Keeping your will up to date is an extremely important aspect of your estate planning.

The beginning of the year is an ideal time to consider whether there have been any substantial changes in your circumstances which could have an impact on your distribution intentions reflected in your will. Even if there haven’t been any notable changes, we generally recommend that you review your will every three to five years to ensure it is up to date.

If one or more of the following events has occurred since your will was prepared, you should consider reviewing your will with your legal advisors and updating it if necessary.

Major life events

Marriage or common-law relationship

In most provinces, an existing will is automatically revoked on marriage unless it was made in contemplation of the marriage. If you have been in a common-law relationship for some time, you should also consider revisiting your will and your intentions.

Birth or adoption of a child

In addition to adding a new child as a beneficiary in your will, you may want to add the appointment of a guardian (tutor in Quebec).

Marital breakdown

While a divorce will not cause a will to be revoked, the laws in most provinces instead treat the former spouse as having died, so he or she would not benefit under the will or act as executor unless otherwise stated. Note, however, that a separation does not have the same effect. In either case, you should consider making a new will to avoid any confusion regarding your intentions.

Death of a beneficiary named in your existing will

Consider updating your will if your existing will does not set out how the gift to that beneficiary should be distributed in this event, or if you now have different distribution intentions for the gift.

Moving to a new jurisdiction

You should review all of your estate planning and documents with your legal advisors when you move to a new province, territory or country. For example, if you move to or from Quebec, many laws affecting wills and estate planning are different there than the rest of Canada.

Changes in your assets

If you acquired a business or major asset (such as a home or vacation property), consider if you would like this new asset to be disposed of or transferred in a particular way on your death. Consider also if there was a substantial increase or decrease in the value of your assets, as this may affect your distribution intentions as well as the planning strategies you use.

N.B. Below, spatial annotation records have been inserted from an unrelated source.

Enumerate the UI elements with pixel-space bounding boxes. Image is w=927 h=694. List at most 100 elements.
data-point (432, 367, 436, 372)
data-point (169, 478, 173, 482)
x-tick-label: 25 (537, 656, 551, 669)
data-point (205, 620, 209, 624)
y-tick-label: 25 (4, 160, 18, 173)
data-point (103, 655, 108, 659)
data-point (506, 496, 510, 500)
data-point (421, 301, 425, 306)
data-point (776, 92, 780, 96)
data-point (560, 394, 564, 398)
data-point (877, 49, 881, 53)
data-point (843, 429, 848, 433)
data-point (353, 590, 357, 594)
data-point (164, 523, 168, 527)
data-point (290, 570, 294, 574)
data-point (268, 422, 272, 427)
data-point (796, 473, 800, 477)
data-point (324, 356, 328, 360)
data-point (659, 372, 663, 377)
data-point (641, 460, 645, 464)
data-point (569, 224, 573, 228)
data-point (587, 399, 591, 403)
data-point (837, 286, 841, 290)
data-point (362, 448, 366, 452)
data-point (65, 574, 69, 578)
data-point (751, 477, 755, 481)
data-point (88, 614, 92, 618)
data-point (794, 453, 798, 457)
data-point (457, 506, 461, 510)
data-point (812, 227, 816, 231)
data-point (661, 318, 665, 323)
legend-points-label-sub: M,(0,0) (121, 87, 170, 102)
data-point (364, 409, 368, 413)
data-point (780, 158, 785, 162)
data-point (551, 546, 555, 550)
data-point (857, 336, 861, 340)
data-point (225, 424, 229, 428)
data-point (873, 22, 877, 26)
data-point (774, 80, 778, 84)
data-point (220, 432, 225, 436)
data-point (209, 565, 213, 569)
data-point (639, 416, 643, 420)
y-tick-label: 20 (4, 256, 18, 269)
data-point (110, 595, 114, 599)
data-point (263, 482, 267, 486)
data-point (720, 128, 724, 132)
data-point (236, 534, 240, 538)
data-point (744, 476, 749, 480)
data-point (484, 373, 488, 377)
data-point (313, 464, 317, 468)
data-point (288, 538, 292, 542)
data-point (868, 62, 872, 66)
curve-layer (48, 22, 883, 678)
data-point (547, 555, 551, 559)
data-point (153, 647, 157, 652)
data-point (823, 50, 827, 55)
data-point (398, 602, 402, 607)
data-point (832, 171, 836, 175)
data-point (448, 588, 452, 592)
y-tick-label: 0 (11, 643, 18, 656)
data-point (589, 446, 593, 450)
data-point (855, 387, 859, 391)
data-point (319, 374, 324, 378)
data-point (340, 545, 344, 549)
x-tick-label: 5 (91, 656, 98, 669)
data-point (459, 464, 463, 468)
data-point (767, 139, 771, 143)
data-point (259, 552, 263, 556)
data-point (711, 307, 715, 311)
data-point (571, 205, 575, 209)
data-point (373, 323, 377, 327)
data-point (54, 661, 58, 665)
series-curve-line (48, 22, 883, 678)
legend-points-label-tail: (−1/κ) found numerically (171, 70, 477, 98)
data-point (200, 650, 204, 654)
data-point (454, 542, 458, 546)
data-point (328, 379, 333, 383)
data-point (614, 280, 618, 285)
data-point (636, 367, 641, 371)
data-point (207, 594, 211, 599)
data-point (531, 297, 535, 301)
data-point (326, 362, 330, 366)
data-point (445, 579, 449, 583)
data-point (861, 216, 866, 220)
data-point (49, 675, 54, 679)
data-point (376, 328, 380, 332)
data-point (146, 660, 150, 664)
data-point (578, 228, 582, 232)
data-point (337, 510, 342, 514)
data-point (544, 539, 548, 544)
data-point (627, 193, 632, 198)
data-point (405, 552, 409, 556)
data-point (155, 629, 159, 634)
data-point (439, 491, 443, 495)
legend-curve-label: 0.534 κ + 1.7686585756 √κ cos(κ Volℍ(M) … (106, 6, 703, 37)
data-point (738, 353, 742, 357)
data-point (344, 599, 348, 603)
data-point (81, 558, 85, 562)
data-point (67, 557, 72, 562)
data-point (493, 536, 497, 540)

If an executor is unable to perform their duties

You will want to ensure that someone of your choosing is available to administer your estate when needed. In addition, your will should be updated if:

  • You decide to add or remove a beneficiary, such as adding a gift to charity
  • You wish to change your executor
  • Your intentions change with respect to one or more of your beneficiaries – for example, if you decide to change the amount or percentage of your estate you leave to them, or have their shares held in trust rather than paid to them directly
  • There are changes in tax laws or other laws that affect your planning

Talk to your financial and legal advisors to ensure that your current circumstances and intentions are accurately reflected in your will.